Dava dosyasının firari sanıklarla birleştiği zaman, zaman aşımı yaşanmayacağının altını çizen Işık, “Teknik olarak insanlığa karşı işlenen suçlarda zaman aşımı kararı verilmiyor. Bu bizim açımızdan önemli bir gelişme. Biz yine mahkeme heyetine gerek belgelerimiz gerek beyanlarımızla siyasi ayağaının yargılanması için çağrıda bulunacağız” diyor.

Mahkeme devleti kusurlu buldu

Öte yandan Hürriyet’ten Mesut Hasan Karabenli’nin haberine göre, Ankara 12. İdare Mahkemesi, 10 Ekim Ankara Katliamı'nda hayatını kaybeden dokuz yaşındaki Veysel Atılgan ve babası İbrahim Atılgan için aileye toplam 1 milyon 94 bin TL maddi ve manevi tazminat ödenmesine karar verdi.

İstihbarat bilgisi sahip olmasına rağmen tedbir almayan idarenin hizmet kusuru işlediği belirtilen kararda “Kişilerin can ve mal güvenliğinin korunması devletin asli görevidir. Elinde yakın tarihli istihbari bilgi bulunan idarenin, önceki standart uygulamasından dahi ayrılarak, bu bilginin ilgili birimlere iletilmesi, güvenlik tedbirlerinin alınması noktasında gerekli ve yeterli hassasiyeti göstermediği ve bu suretle hizmet kusuru bulunduğu sonucuna ulaşılmıştır" denildi.

"Tarihin akışına ters düşüyor"

İdare mahkemenin devleti kusurlu bulduğu kararı değerlendiren Atılgan ailesinin avukatı Mehtap Sakinci Coşgun, ‘hizmet kusurunun bir mahkeme belgesinde yer alması, bir zapta geçmesi tarihin akışına ters düşüyor’ açıklaması yapıyor. 

"Gerçek adalete ulaşmak için büyük çaba verdik"

10 Ekim Ankara Gar Katliamı’nda eşini kaybeden Mehtap Sakinci Coşgun da yarın görülecek davanın kritik önemine vurgu yapıyor. Yargılamanın "insanlığa karşı işlenen suç"lar kapsamında görülmesi için büyük çaba verdiklerini belirten Coşgun, “Gerçek adalete ulaşmak için büyük çaba verdik. Şimdi en başından beri haklılığımız gösteren bir umut ışığı doğdu” değerlendirmesinde bulunuyor.

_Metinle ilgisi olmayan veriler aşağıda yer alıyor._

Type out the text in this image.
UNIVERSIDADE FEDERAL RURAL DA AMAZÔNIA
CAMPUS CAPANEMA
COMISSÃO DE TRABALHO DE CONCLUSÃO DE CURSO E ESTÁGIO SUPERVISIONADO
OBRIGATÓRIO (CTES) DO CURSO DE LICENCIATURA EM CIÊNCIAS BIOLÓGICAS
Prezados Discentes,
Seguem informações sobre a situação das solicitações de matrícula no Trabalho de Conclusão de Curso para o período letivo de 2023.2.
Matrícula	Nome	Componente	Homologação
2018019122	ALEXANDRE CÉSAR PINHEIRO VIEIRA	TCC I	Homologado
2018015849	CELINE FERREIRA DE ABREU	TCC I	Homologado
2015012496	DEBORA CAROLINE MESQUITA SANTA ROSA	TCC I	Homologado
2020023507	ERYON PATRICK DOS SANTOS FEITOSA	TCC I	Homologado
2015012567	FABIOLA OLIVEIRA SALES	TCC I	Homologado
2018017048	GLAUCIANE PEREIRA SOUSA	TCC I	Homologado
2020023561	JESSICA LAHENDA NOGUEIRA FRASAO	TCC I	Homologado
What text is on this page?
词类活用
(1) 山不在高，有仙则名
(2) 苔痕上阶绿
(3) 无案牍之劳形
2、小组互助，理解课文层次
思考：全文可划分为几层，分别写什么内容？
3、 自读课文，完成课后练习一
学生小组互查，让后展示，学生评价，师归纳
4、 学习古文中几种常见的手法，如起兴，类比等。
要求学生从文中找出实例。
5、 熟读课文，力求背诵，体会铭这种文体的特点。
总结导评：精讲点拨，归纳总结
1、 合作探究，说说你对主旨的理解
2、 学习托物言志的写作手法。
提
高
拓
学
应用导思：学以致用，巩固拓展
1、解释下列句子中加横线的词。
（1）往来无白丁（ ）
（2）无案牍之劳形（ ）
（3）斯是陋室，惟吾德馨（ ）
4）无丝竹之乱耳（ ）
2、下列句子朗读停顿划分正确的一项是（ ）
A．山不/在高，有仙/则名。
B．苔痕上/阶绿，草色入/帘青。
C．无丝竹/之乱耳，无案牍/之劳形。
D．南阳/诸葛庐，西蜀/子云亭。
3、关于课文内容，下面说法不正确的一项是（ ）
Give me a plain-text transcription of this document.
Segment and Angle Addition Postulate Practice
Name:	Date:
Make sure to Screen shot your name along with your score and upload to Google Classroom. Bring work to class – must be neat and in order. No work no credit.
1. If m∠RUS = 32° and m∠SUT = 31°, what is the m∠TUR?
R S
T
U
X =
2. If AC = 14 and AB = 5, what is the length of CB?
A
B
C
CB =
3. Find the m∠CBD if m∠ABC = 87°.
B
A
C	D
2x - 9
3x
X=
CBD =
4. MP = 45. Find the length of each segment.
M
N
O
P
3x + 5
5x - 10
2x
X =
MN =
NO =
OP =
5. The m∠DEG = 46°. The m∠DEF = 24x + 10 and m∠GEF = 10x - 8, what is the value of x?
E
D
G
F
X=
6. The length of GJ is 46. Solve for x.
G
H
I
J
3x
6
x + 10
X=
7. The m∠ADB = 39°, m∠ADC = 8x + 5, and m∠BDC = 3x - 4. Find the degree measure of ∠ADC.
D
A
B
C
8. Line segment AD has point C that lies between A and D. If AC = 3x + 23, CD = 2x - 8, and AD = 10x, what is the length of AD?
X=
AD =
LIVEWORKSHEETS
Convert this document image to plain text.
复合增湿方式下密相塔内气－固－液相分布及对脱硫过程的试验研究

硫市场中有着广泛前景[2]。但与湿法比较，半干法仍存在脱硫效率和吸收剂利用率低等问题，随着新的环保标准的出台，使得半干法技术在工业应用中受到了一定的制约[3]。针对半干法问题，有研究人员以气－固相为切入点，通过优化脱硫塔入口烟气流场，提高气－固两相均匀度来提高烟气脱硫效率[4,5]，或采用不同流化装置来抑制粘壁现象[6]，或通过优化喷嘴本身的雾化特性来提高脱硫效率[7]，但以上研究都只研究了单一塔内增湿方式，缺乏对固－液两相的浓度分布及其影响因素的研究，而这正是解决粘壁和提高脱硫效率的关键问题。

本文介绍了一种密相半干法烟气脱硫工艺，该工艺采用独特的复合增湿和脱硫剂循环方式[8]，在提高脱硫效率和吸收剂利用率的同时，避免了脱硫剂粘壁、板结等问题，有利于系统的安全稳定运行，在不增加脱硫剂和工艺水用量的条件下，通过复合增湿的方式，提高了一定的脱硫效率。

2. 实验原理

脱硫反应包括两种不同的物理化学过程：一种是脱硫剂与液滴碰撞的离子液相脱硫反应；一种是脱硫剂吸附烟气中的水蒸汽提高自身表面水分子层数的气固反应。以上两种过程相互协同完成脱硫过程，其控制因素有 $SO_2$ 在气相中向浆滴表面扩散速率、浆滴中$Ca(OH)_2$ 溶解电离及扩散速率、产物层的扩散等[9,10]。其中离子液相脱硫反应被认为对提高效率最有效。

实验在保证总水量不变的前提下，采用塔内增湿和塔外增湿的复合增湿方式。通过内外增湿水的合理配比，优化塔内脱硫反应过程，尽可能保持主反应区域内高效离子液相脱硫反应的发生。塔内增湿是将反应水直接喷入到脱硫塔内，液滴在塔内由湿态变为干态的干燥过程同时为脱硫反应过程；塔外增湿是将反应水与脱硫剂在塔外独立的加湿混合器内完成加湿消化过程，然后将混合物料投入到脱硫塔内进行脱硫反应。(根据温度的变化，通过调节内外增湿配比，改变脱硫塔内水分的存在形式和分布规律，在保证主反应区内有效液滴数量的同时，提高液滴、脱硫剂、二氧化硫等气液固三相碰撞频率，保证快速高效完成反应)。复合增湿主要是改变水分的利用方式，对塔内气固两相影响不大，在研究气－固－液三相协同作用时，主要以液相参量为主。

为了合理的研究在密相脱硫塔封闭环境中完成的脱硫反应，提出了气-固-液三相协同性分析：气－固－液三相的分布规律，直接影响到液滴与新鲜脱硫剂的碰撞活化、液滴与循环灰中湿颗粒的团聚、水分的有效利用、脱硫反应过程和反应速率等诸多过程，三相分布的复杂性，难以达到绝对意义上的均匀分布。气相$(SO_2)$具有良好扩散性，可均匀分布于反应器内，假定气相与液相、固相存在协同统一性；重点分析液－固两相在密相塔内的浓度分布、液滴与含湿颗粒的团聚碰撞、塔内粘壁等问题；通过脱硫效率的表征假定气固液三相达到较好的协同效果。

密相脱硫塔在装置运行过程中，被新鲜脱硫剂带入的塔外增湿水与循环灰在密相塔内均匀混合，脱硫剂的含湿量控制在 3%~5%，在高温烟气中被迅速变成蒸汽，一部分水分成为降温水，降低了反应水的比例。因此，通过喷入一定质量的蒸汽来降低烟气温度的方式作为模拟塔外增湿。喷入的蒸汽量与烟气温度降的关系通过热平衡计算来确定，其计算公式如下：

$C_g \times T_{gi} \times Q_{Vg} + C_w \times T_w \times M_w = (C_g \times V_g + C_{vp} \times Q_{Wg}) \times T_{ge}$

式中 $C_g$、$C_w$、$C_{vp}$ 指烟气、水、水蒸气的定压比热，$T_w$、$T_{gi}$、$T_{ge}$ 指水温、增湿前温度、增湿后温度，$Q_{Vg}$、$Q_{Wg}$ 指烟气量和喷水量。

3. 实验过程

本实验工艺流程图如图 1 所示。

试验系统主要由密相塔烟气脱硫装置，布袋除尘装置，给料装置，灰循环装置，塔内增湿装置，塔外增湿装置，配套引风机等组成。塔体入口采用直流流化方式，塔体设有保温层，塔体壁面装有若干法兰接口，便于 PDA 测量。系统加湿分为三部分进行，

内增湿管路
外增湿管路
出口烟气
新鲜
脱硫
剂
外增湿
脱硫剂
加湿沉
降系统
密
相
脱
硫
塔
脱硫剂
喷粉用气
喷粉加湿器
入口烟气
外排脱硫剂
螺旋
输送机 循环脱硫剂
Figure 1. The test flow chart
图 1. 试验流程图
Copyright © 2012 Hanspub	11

Yaklaşık 2 yıldır süren 10 Ekim saldırısı davasında mahkeme heyeti 9 sanığa "Anayasal düzeni ihlal" suçundan birer kez, "kasten öldürme" suçundan da 100'er kez olmak üzere toplam 101'er kez ağırlaştırılmış müebbet hapis cezası vermişti.

Ancak karar; avukatları da, aileleri de tatmin etmedi.  ‘Siyasi sorumluların yargılanmadığı davada adalet sağlanamayacağını’ belirten avukatlar “Bu katliama yol veren Antep'ten sınırlara Adıyaman'dan Ankara'ya kadar, en aşağıdan en yukarıya kadar bütün devlet yetkililerinin yargılanmasını istiyoruz” açıklaması yapmıştı.